Remember that athletes don’t owe us their entire selves. They certainly don’t owe us their whole bodies, which is something we’re reconciling with right now with Simone [Biles]. They’re human beings. That’s hard to keep in mind because the thing we love about sports is these are human beings accomplishing superhuman feats. I always say sports are the closest we get to modern-day mythology. But the fact of the matter is they’re not gods. They’re flawed, and that’s okay. That’s actually what makes sports great.

“Remember that athletes don’t owe us their entire selves. They certainly don’t owe us their whole bodies.”

In a similar vein, you tweeted that so many of the people criticizing Simone Biles don’t seem to understand how truly difficult gymnastics is, and that’s partially because many who excel in the sport in America are women.

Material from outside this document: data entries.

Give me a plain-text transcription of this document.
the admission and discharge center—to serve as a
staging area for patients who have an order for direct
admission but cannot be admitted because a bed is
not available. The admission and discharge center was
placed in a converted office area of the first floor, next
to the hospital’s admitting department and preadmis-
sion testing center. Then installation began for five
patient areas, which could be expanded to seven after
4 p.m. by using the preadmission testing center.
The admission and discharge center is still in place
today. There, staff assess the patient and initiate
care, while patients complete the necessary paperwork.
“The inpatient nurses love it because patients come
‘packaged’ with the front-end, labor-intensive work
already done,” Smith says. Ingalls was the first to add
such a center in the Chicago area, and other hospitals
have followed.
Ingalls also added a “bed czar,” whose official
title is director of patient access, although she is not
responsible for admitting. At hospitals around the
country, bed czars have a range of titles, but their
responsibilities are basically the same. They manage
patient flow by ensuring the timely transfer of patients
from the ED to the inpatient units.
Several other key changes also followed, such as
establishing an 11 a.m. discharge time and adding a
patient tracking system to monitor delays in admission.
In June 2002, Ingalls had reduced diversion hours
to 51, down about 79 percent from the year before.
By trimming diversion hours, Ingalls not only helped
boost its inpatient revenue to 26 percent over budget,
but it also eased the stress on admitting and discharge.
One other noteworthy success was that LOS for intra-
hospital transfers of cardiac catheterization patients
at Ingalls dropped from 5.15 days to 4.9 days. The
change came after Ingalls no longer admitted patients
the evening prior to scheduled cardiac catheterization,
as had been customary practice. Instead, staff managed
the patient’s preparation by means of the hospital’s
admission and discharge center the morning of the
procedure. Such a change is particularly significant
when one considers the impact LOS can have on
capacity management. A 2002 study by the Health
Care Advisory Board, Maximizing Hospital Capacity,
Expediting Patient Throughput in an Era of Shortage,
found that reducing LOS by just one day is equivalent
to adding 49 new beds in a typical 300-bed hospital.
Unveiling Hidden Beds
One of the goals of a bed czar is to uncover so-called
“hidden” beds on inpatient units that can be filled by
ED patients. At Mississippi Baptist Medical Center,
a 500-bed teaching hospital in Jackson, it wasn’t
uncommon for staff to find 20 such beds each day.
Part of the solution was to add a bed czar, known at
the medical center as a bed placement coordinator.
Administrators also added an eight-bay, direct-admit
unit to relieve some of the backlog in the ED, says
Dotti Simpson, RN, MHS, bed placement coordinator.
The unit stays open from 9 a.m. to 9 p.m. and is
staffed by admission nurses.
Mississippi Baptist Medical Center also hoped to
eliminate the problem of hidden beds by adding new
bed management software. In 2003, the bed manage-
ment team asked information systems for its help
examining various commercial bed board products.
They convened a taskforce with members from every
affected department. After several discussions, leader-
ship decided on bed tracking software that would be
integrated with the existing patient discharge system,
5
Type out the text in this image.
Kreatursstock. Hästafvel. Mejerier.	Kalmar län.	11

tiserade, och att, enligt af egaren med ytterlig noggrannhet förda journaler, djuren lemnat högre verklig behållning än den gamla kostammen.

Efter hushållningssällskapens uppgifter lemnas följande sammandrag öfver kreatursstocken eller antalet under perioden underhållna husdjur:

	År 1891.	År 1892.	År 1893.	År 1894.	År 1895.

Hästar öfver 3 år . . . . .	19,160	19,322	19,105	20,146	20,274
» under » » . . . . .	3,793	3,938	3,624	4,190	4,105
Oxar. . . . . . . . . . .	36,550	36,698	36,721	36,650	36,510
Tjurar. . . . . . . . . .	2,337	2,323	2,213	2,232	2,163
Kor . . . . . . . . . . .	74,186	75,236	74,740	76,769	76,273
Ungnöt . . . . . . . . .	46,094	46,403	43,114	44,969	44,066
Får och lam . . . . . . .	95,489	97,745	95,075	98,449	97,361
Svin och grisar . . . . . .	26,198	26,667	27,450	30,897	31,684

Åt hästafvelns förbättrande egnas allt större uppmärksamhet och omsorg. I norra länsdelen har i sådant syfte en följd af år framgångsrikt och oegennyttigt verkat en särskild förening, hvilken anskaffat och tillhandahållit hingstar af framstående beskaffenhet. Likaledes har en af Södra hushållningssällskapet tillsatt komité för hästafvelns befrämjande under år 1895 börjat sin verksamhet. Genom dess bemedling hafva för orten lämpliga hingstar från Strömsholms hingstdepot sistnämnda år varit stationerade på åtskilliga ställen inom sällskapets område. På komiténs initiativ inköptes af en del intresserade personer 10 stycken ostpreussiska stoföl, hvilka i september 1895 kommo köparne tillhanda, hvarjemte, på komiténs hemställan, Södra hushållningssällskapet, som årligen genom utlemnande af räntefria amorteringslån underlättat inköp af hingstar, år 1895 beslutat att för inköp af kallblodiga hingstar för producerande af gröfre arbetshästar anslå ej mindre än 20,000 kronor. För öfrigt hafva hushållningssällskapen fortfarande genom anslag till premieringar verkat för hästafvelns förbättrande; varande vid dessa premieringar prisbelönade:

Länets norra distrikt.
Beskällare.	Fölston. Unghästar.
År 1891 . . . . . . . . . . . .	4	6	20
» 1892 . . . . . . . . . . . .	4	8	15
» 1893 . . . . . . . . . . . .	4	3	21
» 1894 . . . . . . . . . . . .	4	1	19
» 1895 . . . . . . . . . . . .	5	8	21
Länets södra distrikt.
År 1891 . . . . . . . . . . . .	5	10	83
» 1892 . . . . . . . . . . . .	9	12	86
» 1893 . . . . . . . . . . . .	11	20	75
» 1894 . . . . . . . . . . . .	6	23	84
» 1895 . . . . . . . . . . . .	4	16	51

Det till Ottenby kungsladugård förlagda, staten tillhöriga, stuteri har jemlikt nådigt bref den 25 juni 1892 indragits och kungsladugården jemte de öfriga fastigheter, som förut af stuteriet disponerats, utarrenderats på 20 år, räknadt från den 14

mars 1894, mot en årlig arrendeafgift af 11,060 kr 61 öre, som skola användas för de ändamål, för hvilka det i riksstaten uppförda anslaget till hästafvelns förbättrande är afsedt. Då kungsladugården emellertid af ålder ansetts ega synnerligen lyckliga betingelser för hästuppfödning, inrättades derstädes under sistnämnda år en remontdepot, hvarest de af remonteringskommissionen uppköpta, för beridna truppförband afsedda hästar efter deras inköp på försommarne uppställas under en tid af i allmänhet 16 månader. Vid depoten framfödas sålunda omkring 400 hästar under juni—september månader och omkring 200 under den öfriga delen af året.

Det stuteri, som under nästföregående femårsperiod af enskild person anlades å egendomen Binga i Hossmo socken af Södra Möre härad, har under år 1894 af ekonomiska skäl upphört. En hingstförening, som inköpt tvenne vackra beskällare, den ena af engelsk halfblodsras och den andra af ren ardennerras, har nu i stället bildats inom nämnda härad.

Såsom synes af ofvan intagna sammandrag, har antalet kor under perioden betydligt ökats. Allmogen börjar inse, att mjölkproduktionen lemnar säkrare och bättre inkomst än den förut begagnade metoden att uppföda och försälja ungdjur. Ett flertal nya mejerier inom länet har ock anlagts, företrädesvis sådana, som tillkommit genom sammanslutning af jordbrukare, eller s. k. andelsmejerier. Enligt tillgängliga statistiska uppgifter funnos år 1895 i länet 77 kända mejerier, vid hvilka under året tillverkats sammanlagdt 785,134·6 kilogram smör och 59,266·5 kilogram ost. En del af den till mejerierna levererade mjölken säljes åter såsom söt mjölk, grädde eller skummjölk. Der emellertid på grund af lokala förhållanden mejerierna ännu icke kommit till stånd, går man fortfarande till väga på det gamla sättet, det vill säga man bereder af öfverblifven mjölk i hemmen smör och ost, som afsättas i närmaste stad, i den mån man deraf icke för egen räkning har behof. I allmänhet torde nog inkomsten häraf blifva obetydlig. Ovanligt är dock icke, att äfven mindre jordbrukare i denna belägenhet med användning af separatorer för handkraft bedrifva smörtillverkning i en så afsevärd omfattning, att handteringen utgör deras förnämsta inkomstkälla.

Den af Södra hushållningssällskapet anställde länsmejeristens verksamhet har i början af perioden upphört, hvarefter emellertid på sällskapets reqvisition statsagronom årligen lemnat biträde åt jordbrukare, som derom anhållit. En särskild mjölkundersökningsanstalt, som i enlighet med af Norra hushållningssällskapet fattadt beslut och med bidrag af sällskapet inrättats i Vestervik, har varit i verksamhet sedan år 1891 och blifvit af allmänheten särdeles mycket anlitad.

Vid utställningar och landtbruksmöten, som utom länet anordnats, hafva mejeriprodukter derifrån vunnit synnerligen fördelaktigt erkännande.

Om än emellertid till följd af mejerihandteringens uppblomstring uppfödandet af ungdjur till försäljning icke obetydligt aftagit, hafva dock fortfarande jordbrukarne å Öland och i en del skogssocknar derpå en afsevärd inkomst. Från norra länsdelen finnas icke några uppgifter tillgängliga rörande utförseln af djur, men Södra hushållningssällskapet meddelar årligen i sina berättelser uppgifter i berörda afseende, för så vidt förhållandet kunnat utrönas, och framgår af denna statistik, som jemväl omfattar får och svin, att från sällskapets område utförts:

Yeah. I mean, there is the German gymnastics team that has chosen to not wear leotards. They’re wearing full bodysuits, and power to them. They should be able to wear whatever they want. I don’t think it makes you less of an athlete if you want to wear glitter and a sparkly leotard. It all goes back to really antiquated but long-standing notions about what an athlete looks like, who sports are for, the idea that the female body is too feminine, and therefore too weak, to handle strenuous physical exercise.

germany's pauline schaefer betz competes in the artistic gymnastics balance beam event of the women's qualification during the tokyo 2020 olympic games at the ariake gymnastics centre in tokyo on july 25, 2021
Germany’s Pauline Schaefer-Betz competes in the balance beam event at the women’s qualification during the Tokyo Games.
LIONEL BONAVENTUREGetty Images

Gymnastics, in particular, people don’t understand. People keep likening what Simone’s going through right now to the “yips.” But when Chuck Knoblauch has the yips for the Yankees in the ‘90s, he can’t just throw to first [base]. The equivalent of that in gymnastics is not landing from 10 feet in the air, or missing a rotation when there is a lightly padded metal bench inches from your head. Because these are sports that are deemed feminine, it’s very easy to dismiss them as not dangerous or not at the same gladiator level that we’d put hockey or football in. That’s just not the case.

This interview has been edited and condensed for clarity.